Claim Denial! Definitely not a river in Egypt!

Revenue Cycle ManagementHaving worked with Revenue Cycle professionals over the last few years, gives me a finer appreciation of the work that provider organizations have to do to get paid. We’ve all received those bills we thought that the insurance company would have taken care of and wondered why are we receiving this? Why can’t I get through to the company that has sent me this? Did I really get disconnected after holding on this phone for 15 minutes? Frustration can certainly mount. I know it does for my family when trying to figure out next steps. According to an article from Healthcare Finance that I recently read, the top 5 medical claim denials that are the most common are:

1) Duplicate claims – When hospital administration resubmit claims when they have not heard back from the payer and end up restarting the clock for that claim and end up mostly with a denial due to re-submission

2) Lack of information on the claim – When a claim is processed but due to human errors, information such as a date of birth or the spelling of a name is incorrect, the claim gets denied.:

3) Expiration of Eligibility – When both the patient and the provider organization are unaware that the insurance eligibility of a patient has expired with that organization. This is a common mistake that can be avoided if the provider does an eligibility verification before and during when the patient comes in for their appointment.
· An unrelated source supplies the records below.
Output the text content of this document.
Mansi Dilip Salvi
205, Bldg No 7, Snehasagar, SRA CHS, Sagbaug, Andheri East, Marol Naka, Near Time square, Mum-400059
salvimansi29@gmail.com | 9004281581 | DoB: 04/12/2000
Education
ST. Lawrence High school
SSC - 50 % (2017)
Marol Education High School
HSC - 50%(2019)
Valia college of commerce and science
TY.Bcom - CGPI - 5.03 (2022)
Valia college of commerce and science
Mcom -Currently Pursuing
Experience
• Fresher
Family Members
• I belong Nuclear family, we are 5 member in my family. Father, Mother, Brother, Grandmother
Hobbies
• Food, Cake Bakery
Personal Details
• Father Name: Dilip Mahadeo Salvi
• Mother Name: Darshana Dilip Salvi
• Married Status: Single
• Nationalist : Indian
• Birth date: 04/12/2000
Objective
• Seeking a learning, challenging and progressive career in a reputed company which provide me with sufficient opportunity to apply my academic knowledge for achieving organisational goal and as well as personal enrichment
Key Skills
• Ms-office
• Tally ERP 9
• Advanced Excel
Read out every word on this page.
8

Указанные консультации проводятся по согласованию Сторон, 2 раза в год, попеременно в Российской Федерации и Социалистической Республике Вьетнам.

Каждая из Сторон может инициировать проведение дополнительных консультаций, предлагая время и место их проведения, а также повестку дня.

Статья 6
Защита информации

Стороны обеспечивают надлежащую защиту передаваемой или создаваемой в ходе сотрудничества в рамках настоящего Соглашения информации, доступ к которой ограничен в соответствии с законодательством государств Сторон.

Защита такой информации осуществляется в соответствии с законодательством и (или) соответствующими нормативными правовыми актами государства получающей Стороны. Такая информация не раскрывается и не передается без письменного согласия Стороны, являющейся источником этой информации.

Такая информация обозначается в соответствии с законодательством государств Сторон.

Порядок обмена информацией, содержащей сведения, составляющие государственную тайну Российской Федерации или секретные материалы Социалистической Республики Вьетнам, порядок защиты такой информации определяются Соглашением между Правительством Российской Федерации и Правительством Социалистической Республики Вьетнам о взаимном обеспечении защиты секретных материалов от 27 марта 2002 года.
4) Claim not covered by the payer – Providers can easily avoid this by leveraging the ability to use real time verification capabilities.

5) Time limit expiration –  Basically, the provider did not send the claim in on time as apparently many times, smaller providers don’t focus on smaller claims, but want to make sure larger claims are paid leaving a lot of smaller claim dollars on the table that eventually add up.

All in all, payer organizations also leverage the system to their benefit as any organization would. It is up to the patient to understand their eligibility options and the provider to recoup the money that they are owed. There are many opportunities for revenue cycle improvements that are more often than not, simple to deduce, but more difficult to achieve.